心を失ったハウルは、徐々に変身魔法の使い過ぎにより、バケモノ化していった…!!
…とゆーコトなのだろうが、あまりにも舌っ足らずな描き方なので、ムダにわかりづらい。
●また、「戦争」という存在が、この作品には暗く大きな影を投げかけているが、単にハウルの「不安の象徴」でしかなく、ソレがどんなモノで、なぜいけないのか?といった本質が語られるコトは一切ない。
だとしたら…中途半端にしか描けないのであれば、
とゆーよりも、そもそも描く気すらないのであれば、最初から、出す必要がなかったのではないか?
自分のオリジナルの作品でならばともかく、他人の作品の名を借りて、そんなコトをする必要が、一体、どこにあったのだろうか?
●原作が非常に評価が高いだけに、この作品を「一個の物語」として評価すると、どーしても最低の評価にせざるを得ない。
論理的思考を尊ぶ国で、このよーな「なんちゃって作品」は通用しない、とゆーコトだろう。
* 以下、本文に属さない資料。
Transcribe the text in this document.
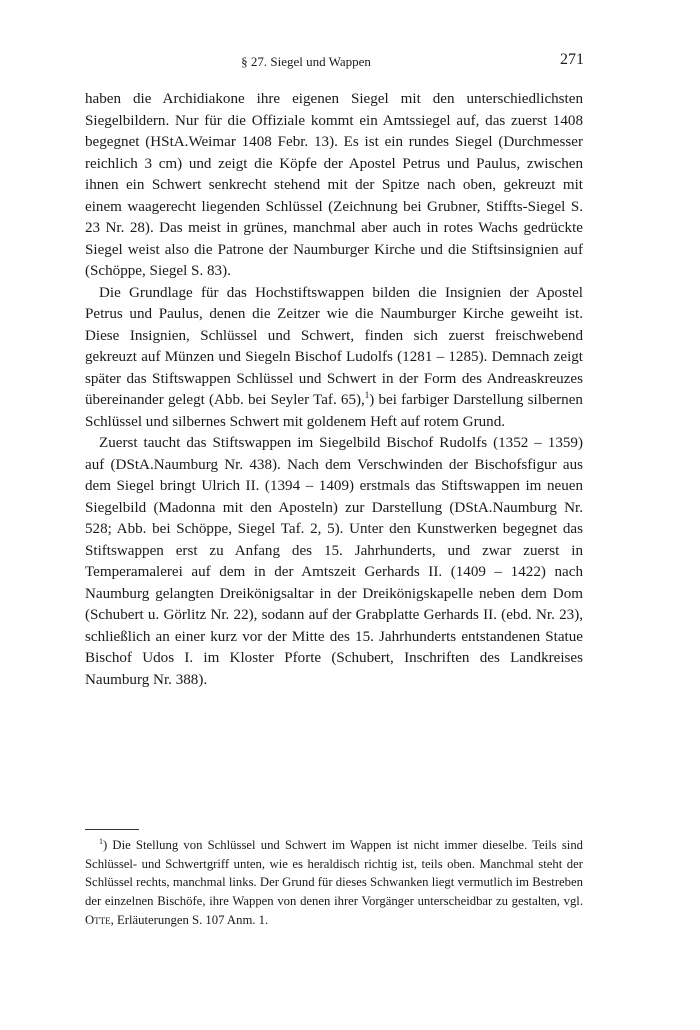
§ 27. Siegel und Wappen	271

haben die Archidiakone ihre eigenen Siegel mit den unterschiedlichsten Siegelbildern. Nur für die Offiziale kommt ein Amtssiegel auf, das zuerst 1408 begegnet (HStA.Weimar 1408 Febr. 13). Es ist ein rundes Siegel (Durchmesser reichlich 3 cm) und zeigt die Köpfe der Apostel Petrus und Paulus, zwischen ihnen ein Schwert senkrecht stehend mit der Spitze nach oben, gekreuzt mit einem waagerecht liegenden Schlüssel (Zeichnung bei Grubner, Stiffts-Siegel S. 23 Nr. 28). Das meist in grünes, manchmal aber auch in rotes Wachs gedrückte Siegel weist also die Patrone der Naumburger Kirche und die Stiftsinsignien auf (Schöppe, Siegel S. 83).

Die Grundlage für das Hochstiftswappen bilden die Insignien der Apostel Petrus und Paulus, denen die Zeitzer wie die Naumburger Kirche geweiht ist. Diese Insignien, Schlüssel und Schwert, finden sich zuerst freischwebend gekreuzt auf Münzen und Siegeln Bischof Ludolfs (1281 – 1285). Demnach zeigt später das Stiftswappen Schlüssel und Schwert in der Form des Andreaskreuzes übereinander gelegt (Abb. bei Seyler Taf. 65),$^1$) bei farbiger Darstellung silbernen Schlüssel und silbernes Schwert mit goldenem Heft auf rotem Grund.

Zuerst taucht das Stiftswappen im Siegelbild Bischof Rudolfs (1352 – 1359) auf (DStA.Naumburg Nr. 438). Nach dem Verschwinden der Bischofsfigur aus dem Siegel bringt Ulrich II. (1394 – 1409) erstmals das Stiftswappen im neuen Siegelbild (Madonna mit den Aposteln) zur Darstellung (DStA.Naumburg Nr. 528; Abb. bei Schöppe, Siegel Taf. 2, 5). Unter den Kunstwerken begegnet das Stiftswappen erst zu Anfang des 15. Jahrhunderts, und zwar zuerst in Temperamalerei auf dem in der Amtszeit Gerhards II. (1409 – 1422) nach Naumburg gelangten Dreikönigsaltar in der Dreikönigskapelle neben dem Dom (Schubert u. Görlitz Nr. 22), sodann auf der Grabplatte Gerhards II. (ebd. Nr. 23), schließlich an einer kurz vor der Mitte des 15. Jahrhunderts entstandenen Statue Bischof Udos I. im Kloster Pforte (Schubert, Inschriften des Landkreises Naumburg Nr. 388).

$^1$) Die Stellung von Schlüssel und Schwert im Wappen ist nicht immer dieselbe. Teils sind Schlüssel- und Schwertgriff unten, wie es heraldisch richtig ist, teils oben. Manchmal steht der Schlüssel rechts, manchmal links. Der Grund für dieses Schwanken liegt vermutlich im Bestreben der einzelnen Bischöfe, ihre Wappen von denen ihrer Vorgänger unterscheidbar zu gestalten, vgl. Otte, Erläuterungen S. 107 Anm. 1.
逆に、「原作への冒涜」ととられても仕方がないくらい、この作品は原作と違う。
おそらく、ハリウッドだったなら…この脚本は没になり、企画自体が消滅していたコトだろう。
この作品は、「破綻」するところまでにも達していないのだ。
なぜなら、プロとして「語られねばならない物語」が「物語れていない」からだ。
つまり、ここには根本的に「物語が存在しない」のである。
物語以前の、「物語の原型」のよーなモノしかない。
コレは、いわば「習作」で、画家で言うなら「木炭によるデッサン」のよーなモノに過ぎない。
「一個の完成された作品」として、世に出せるレベルではないというコトだ。
ハッキリ言って、宮崎駿はもう、いーかげん、自ら脚本を書くのはやめるべきだ。
細々と、個人の道楽で製作を続ける…とゆーのならともかく、このよーに世界規模で公開する巨大プロジェクトで、いつまでもこんなコトをやっていてはいけない。
ハリウッドで、自分の作品の脚本を自ら書く監督は、ごくわずかだ。
ソレは、書けないからではない。
脚本は脚本のプロがいるのだ。
一流のプロがいるのに、あえて素人が危険を犯す必要はない。
極めて合理的な話である。
そして、監督が気に入らなければ、何度でも脚本はボツにされる。
何のために莫大なカネと時間を費やして、彼等が原作を探し、映画化権を買い、脚本を練るのか?
もう一度、よく考えてみる必要があるのではないだろうか?
●ちなみに、原作者ダイアナ・ウィン・ジョーンズは、たまたま出会った1人の子供に「動くお城の話を書いて」と言われ、「じゃあ、書いたら読んでね?必ず本の最初のページに、あなたの名前と感謝の言葉を入れるから」と約束をしたらしい。
しかし、彼女は、その子の名前を書いた紙を失くしてしまい、今でもその子を探している、という。
心当たりのある方は、ダイアナさんまで、ご一報ください。